A lot of UART code will 'lock up' the main code by polling the UDRE bit when the UART is transmitting. Try to avoid this by implementing a queue for the data bytes being transmitted and having the UDRIE interrupt read the queue after each byte has finished tranmitting from the UART. For example, avoid this construction:
SendUART: sbis UCSR, UDRE
rjmp SendUART
out UDR, TransmitByteReg
ret
Doing a call to subroutine SendUART will spend all of the CPU time polling the UART data_ready bit when there are multiple bytes to send. The main program will be locked up until all of the bytes are sent.
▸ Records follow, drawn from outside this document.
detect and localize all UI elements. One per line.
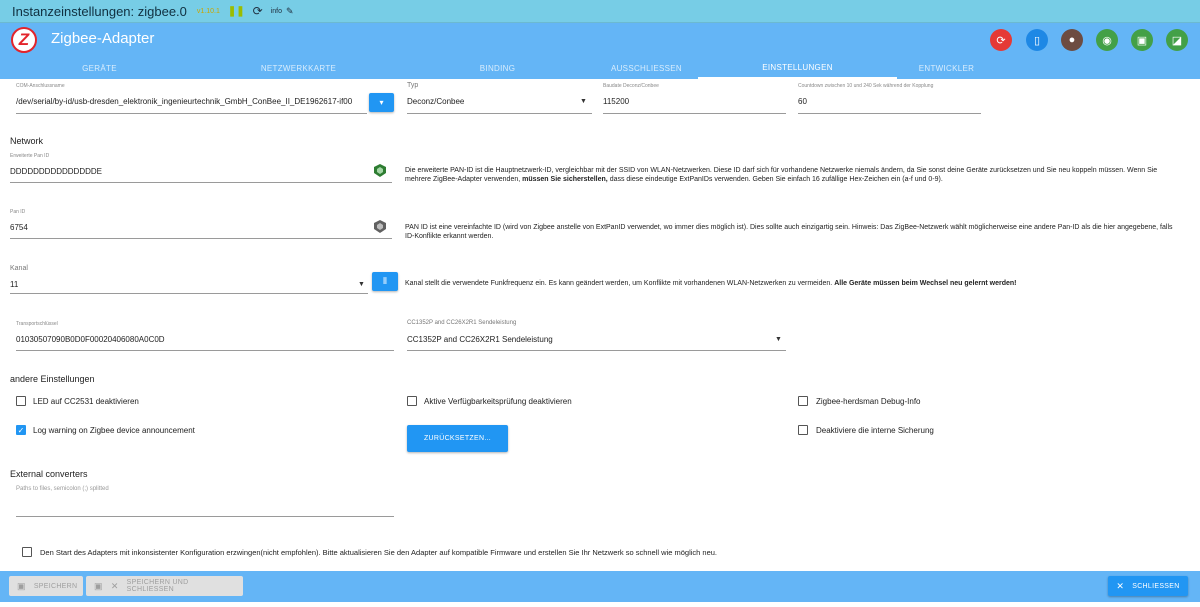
channel-label: Kanal — [10, 265, 28, 272]
power-select[interactable]: CC1352P and CC26X2R1 Sendeleistung — [407, 335, 553, 344]
edit-icon[interactable]: ✎ — [286, 6, 294, 17]
reload-icon[interactable]: ⟳ — [253, 4, 263, 18]
channel-description: Kanal stellt die verwendete Funkfrequenz… — [405, 280, 1017, 287]
phone-icon[interactable]: ▯ — [1026, 29, 1048, 51]
backup-checkbox-label: Deaktiviere die interne Sicherung — [816, 426, 934, 435]
com-select-button[interactable]: ▾ — [369, 93, 394, 112]
other-settings-heading: andere Einstellungen — [10, 374, 95, 384]
tab-geraete[interactable]: GERÄTE — [0, 58, 199, 79]
close-button[interactable]: ✕ SCHLIESSEN — [1108, 576, 1188, 596]
transport-key-label: Transportschlüssel — [16, 321, 58, 327]
led-checkbox[interactable] — [16, 396, 26, 406]
channel-select[interactable]: 11 — [10, 280, 18, 289]
network-heading: Network — [10, 136, 44, 146]
app-bar — [0, 23, 1200, 58]
led-checkbox-label: LED auf CC2531 deaktivieren — [33, 397, 139, 406]
pan-description: PAN ID ist eine vereinfachte ID (wird vo… — [405, 224, 1173, 240]
force-start-label: Den Start des Adapters mit inkonsistente… — [40, 548, 718, 557]
floppy-icon: ▣ — [94, 580, 103, 591]
signal-icon[interactable]: ◪ — [1166, 29, 1188, 51]
pause-icon[interactable]: ❚❚ — [228, 6, 245, 17]
reset-button[interactable]: ZURÜCKSETZEN... — [407, 425, 508, 452]
availability-checkbox-label: Aktive Verfügbarkeitsprüfung deaktiviere… — [424, 397, 572, 406]
tab-entwickler[interactable]: ENTWICKLER — [847, 58, 1046, 79]
availability-checkbox[interactable] — [407, 396, 417, 406]
save-and-close-button[interactable]: ▣ ✕ SPEICHERN UND SCHLIESSEN — [86, 576, 243, 596]
wifi-icon[interactable]: ◉ — [1096, 29, 1118, 51]
debug-checkbox[interactable] — [798, 396, 808, 406]
zigbee-logo: Z — [11, 27, 37, 53]
log-level-label[interactable]: info — [271, 8, 282, 15]
ext-pan-input[interactable]: DDDDDDDDDDDDDDDE — [10, 167, 102, 176]
close-icon: ✕ — [1116, 580, 1125, 591]
cookie-icon[interactable]: ● — [1061, 29, 1083, 51]
baud-label: Baudate Deconz/Conbee — [603, 83, 659, 89]
pan-input[interactable]: 6754 — [10, 223, 28, 232]
force-start-checkbox[interactable] — [22, 547, 32, 557]
baud-input[interactable]: 115200 — [603, 97, 629, 106]
chevron-down-icon[interactable]: ▼ — [580, 98, 587, 105]
debug-checkbox-label: Zigbee-herdsman Debug-Info — [816, 397, 921, 406]
chevron-down-icon[interactable]: ▼ — [775, 336, 782, 343]
tab-bar: GERÄTE NETZWERKKARTE BINDING AUSSCHLIESS… — [0, 58, 1200, 79]
settings-panel: COM-Anschlussname /dev/serial/by-id/usb-… — [0, 79, 1200, 571]
typ-select[interactable]: Deconz/Conbee — [407, 97, 464, 106]
ext-pan-description: Die erweiterte PAN-ID ist die Hauptnetzw… — [405, 167, 1158, 183]
backup-checkbox[interactable] — [798, 425, 808, 435]
logwarn-checkbox[interactable]: ✓ — [16, 425, 26, 435]
app-name: Zigbee-Adapter — [51, 30, 155, 47]
scan-channel-button[interactable]: ⦀ — [372, 272, 398, 291]
close-icon: ✕ — [110, 580, 119, 591]
save-button[interactable]: ▣ SPEICHERN — [9, 576, 83, 596]
transport-key-input[interactable]: 01030507090B0D0F00020406080A0C0D — [16, 335, 165, 344]
external-converters-heading: External converters — [10, 469, 88, 479]
version-label: v1.10.1 — [196, 7, 220, 15]
typ-label: Typ — [407, 82, 419, 89]
power-label: CC1352P and CC26X2R1 Sendeleistung — [407, 320, 517, 326]
countdown-label: Countdown zwischen 10 und 240 Sek währen… — [798, 83, 934, 89]
refresh-icon[interactable]: ⟳ — [990, 29, 1012, 51]
external-converters-input[interactable]: Paths to files, semicolon (;) splitted — [16, 486, 109, 492]
tab-netzwerkkarte[interactable]: NETZWERKKARTE — [199, 58, 398, 79]
ext-pan-label: Erweiterte Pan ID — [10, 153, 50, 159]
com-input[interactable]: /dev/serial/by-id/usb-dresden_elektronik… — [16, 97, 352, 106]
shield-icon[interactable] — [374, 220, 386, 233]
chip-icon[interactable]: ▣ — [1131, 29, 1153, 51]
countdown-input[interactable]: 60 — [798, 97, 807, 106]
logwarn-checkbox-label: Log warning on Zigbee device announcemen… — [33, 426, 195, 435]
window-titlebar: Instanzeinstellungen: zigbee.0 v1.10.1 ❚… — [0, 0, 1200, 23]
chevron-down-icon[interactable]: ▼ — [358, 281, 365, 288]
window-title: Instanzeinstellungen: zigbee.0 — [12, 3, 187, 19]
pan-label: Pan ID — [10, 209, 26, 215]
com-label: COM-Anschlussname — [16, 83, 65, 89]
floppy-icon: ▣ — [17, 580, 26, 591]
shield-icon[interactable] — [374, 164, 386, 177]
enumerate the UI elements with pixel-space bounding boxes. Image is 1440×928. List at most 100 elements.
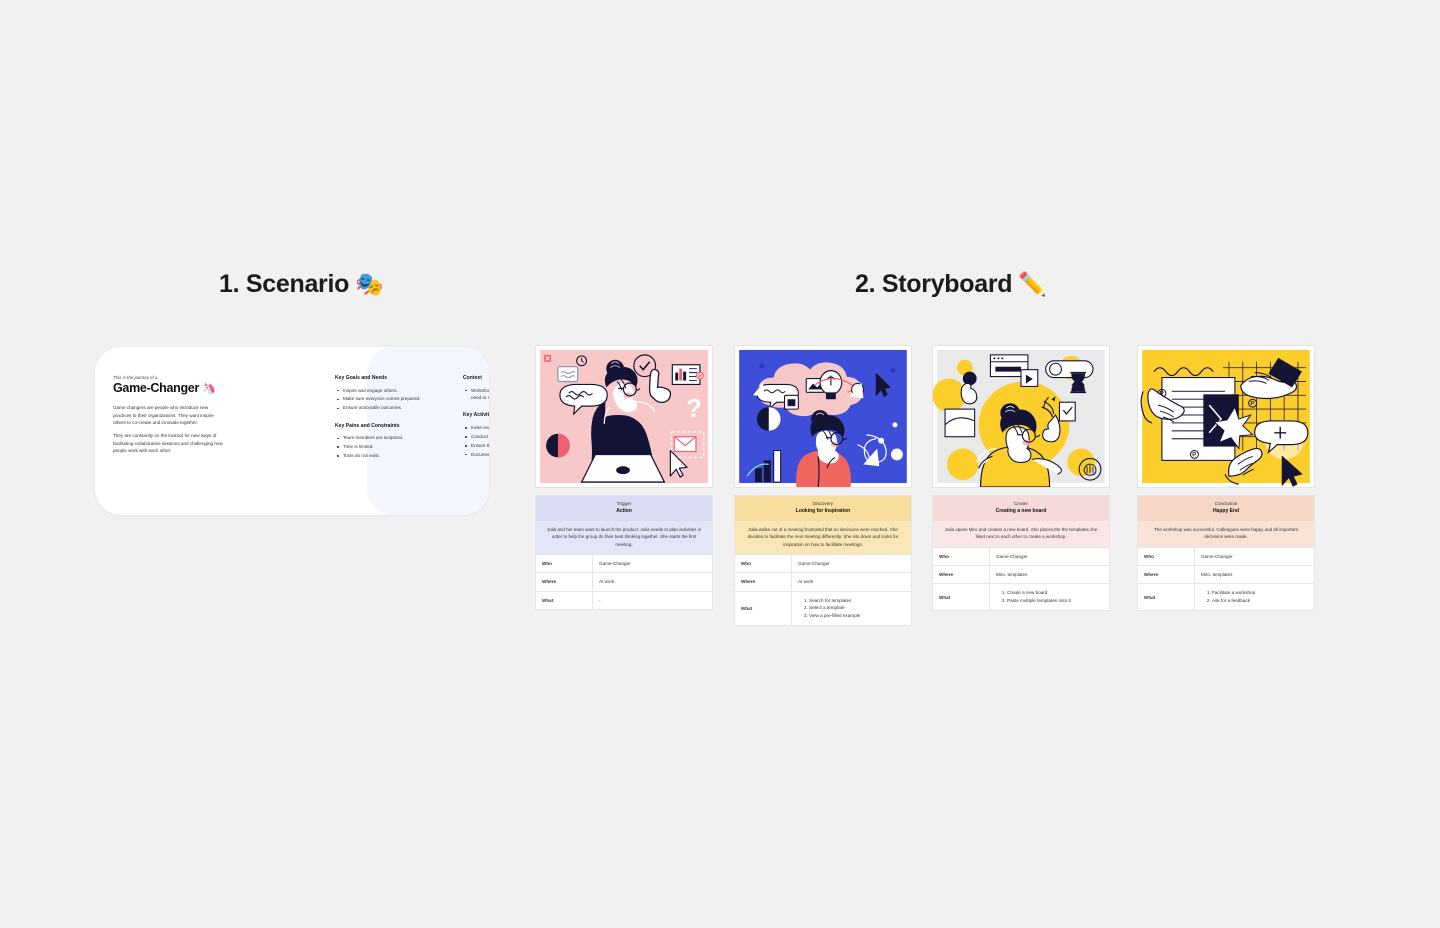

A UDRIE interrupt queue is more difficult to code, but it allows the main program to run while the UART is running in the background.

The USI found on the Tiny45, Tiny26, and others in nearly useless for RS232 serial transmissions. First the bit order is backwards. USI transmits MSB first and RS232 has LSB first. Then the USI does not have start or stop bits implemented. This requires writing a complicated interrupt routine for the USI in order to avoid the polling delay described above. The USI section of the data sheet is already difficult to understand without trying to make the USI jump through UART hoops. Plus the USI uses a timer to create the baud rate. The Tiny45 and others have multiple timers, while the Tiny13 has only one. The USI is good for blasting 8 bits of serial data along with 8 clock pulses in and out of the CPU at high rates of speed. It is not well-suited for asyncronous serial formats such as RS-232. The Tiny45 should have a USART also, but it doesn't probably due to lack of silicon space. The industry is going away from RS-232 and to USB. This also will reduce the use of UARTs in future AVRs.